The focus of pharmaceutical regulation is that manufacturers needs to make sure they’re using the right equipment, in the right way, to get the right result. The Data Integrity Guidelines form part of the framework that helps those involved in pharmaceutical production do the ‘right’ thing.
But do they go far enough? One of the most thought-provoking conversations I had last week was whether ‘we’ (the pharma industry and the regulators) have really got to ‘root cause’ on this one: the new rules are about Data Integrity, but is the real issue Cultural Integrity?
The word integrity has a few different meanings.
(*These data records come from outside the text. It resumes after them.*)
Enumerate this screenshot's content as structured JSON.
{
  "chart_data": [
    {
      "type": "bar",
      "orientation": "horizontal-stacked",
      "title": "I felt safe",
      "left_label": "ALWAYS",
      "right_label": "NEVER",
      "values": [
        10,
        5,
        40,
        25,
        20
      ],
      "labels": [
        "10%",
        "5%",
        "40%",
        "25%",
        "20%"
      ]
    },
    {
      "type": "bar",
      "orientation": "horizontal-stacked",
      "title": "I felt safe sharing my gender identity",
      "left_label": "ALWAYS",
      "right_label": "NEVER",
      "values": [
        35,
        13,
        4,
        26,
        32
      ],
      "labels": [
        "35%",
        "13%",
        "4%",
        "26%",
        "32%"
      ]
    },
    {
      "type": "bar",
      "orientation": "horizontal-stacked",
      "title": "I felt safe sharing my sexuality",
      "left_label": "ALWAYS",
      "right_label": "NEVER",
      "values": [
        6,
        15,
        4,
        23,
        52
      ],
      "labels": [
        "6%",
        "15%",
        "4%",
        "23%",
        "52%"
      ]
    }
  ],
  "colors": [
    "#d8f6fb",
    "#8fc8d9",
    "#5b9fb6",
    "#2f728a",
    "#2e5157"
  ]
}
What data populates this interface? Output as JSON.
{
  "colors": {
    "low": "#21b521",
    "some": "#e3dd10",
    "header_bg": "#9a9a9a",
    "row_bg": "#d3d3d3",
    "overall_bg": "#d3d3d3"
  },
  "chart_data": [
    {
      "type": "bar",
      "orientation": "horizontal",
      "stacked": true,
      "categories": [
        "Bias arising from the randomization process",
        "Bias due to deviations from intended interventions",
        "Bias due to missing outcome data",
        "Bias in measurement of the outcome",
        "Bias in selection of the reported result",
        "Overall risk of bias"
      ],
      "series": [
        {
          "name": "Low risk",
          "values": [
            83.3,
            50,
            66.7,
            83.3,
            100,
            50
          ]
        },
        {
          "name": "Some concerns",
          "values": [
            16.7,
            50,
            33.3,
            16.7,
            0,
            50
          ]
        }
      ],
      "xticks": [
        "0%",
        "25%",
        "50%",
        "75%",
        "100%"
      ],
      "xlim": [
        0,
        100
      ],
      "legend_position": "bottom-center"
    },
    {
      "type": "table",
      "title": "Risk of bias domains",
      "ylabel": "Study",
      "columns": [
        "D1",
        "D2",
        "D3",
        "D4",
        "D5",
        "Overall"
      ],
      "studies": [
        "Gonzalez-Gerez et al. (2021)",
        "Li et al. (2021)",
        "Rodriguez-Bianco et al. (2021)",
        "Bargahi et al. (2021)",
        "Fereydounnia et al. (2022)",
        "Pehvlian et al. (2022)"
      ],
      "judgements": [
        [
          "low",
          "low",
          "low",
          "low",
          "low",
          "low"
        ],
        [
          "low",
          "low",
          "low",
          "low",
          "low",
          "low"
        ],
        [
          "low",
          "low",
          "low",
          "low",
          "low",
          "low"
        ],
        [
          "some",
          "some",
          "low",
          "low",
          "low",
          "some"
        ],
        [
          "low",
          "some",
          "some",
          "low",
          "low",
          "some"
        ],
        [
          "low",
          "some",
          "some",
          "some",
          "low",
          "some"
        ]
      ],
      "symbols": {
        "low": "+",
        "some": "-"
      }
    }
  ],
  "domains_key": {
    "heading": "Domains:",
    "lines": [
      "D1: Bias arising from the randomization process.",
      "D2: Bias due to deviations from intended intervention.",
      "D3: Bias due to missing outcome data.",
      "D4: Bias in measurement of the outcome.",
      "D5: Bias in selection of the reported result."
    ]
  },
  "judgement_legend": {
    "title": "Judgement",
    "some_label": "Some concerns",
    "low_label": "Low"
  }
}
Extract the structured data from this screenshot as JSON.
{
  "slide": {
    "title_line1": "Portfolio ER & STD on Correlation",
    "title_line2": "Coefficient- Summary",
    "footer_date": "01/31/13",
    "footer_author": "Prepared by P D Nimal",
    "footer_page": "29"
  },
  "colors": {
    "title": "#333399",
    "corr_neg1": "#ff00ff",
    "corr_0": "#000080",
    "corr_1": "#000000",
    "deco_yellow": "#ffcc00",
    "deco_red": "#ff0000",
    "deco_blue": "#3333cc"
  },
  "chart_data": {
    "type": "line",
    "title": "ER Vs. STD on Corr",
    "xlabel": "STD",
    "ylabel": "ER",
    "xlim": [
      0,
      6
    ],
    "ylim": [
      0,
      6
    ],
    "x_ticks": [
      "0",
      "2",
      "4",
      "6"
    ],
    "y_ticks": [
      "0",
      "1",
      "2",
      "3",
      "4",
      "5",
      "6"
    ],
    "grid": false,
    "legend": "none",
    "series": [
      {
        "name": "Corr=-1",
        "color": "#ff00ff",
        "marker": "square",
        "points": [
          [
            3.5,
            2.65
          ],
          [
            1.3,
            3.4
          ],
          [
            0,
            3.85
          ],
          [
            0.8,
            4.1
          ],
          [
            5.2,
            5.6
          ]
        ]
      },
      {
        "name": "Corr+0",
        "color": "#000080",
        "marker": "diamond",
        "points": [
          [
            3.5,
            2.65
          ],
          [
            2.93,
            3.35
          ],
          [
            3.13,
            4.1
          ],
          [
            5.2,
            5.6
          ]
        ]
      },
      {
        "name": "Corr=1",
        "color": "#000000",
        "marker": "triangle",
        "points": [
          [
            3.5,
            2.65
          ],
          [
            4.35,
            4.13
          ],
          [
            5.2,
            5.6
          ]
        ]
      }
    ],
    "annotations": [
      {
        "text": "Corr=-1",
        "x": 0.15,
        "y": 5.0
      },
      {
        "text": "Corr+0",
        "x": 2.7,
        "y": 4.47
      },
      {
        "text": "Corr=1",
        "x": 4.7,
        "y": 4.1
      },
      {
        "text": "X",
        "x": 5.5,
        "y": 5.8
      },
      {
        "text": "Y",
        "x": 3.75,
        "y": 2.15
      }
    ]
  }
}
In the context of the new regulations it means ‘whole or complete’, but the word also means ‘moral or honest’. I wonder if the regulators have deliberately titled the new guidelines with a ‘double meaning’. Either way, last week’s discussion focussed around the idea that Data Integrity needed Cultural Integrity: measurements and processes that are ‘whole and complete’ can only come from a culture that is ‘moral and honest’.
An organisation with Cultural Integrity (ie moral and honest) will use the Data Integrity Guidelines to plug any loopholes in their processes so that their Data is Integral (ie whole and complete) and they ‘get’ or measure the ‘right answer’. Organisations without Cultural Integrity will use the Data Integrity Guidelines to find the loopholes they can still use so that they can claim the data is integral but keep on producing the ‘required answer’ their culture demands.
I’m struck by the difference emphasis given to integrity (as morality and honesty) by the pharmaceutical regulations as compared to professional bodies. The Royal Society of Chemisty requires that I, as a Charted Chemist, “Demonstrate reliability, integrity and respect for confidentiality on work related and personal matters”. Similarly, pharmacists and pharmacy technicians are required to “Be honest and trustworthy”. The closest the GMP guidelines get to this is this statement in the Eudralex: “The manufacturer should have an adequate number of personnel with the necessary qualifications and practical experience” (Eudralex, Volume 4, Part 1, Chapter 2: Personnel, para 2.1). Not quite the same.
It appears that honesty and integrity are required for membership of a ‘learned society’, but not to produce pharmaceuticals! To be fair, I doubt that many professional bodies actual check that their members are honest, trustworthy and ‘personally reliable’, but the absence (even a brief one) of a similar standard of conduct in the GMP manufacturing guidelines does seem a bit stark.
I’m not sure that the pharmaceutical regulatory agencies will be publishing ‘Cultural Integrity Guidelines’ in the near future (although it’d be interesting to get an insight into how good manufacturers develop and maintain a proper ‘integral culture’), but a sentence in the Eudralex might be a good place to start!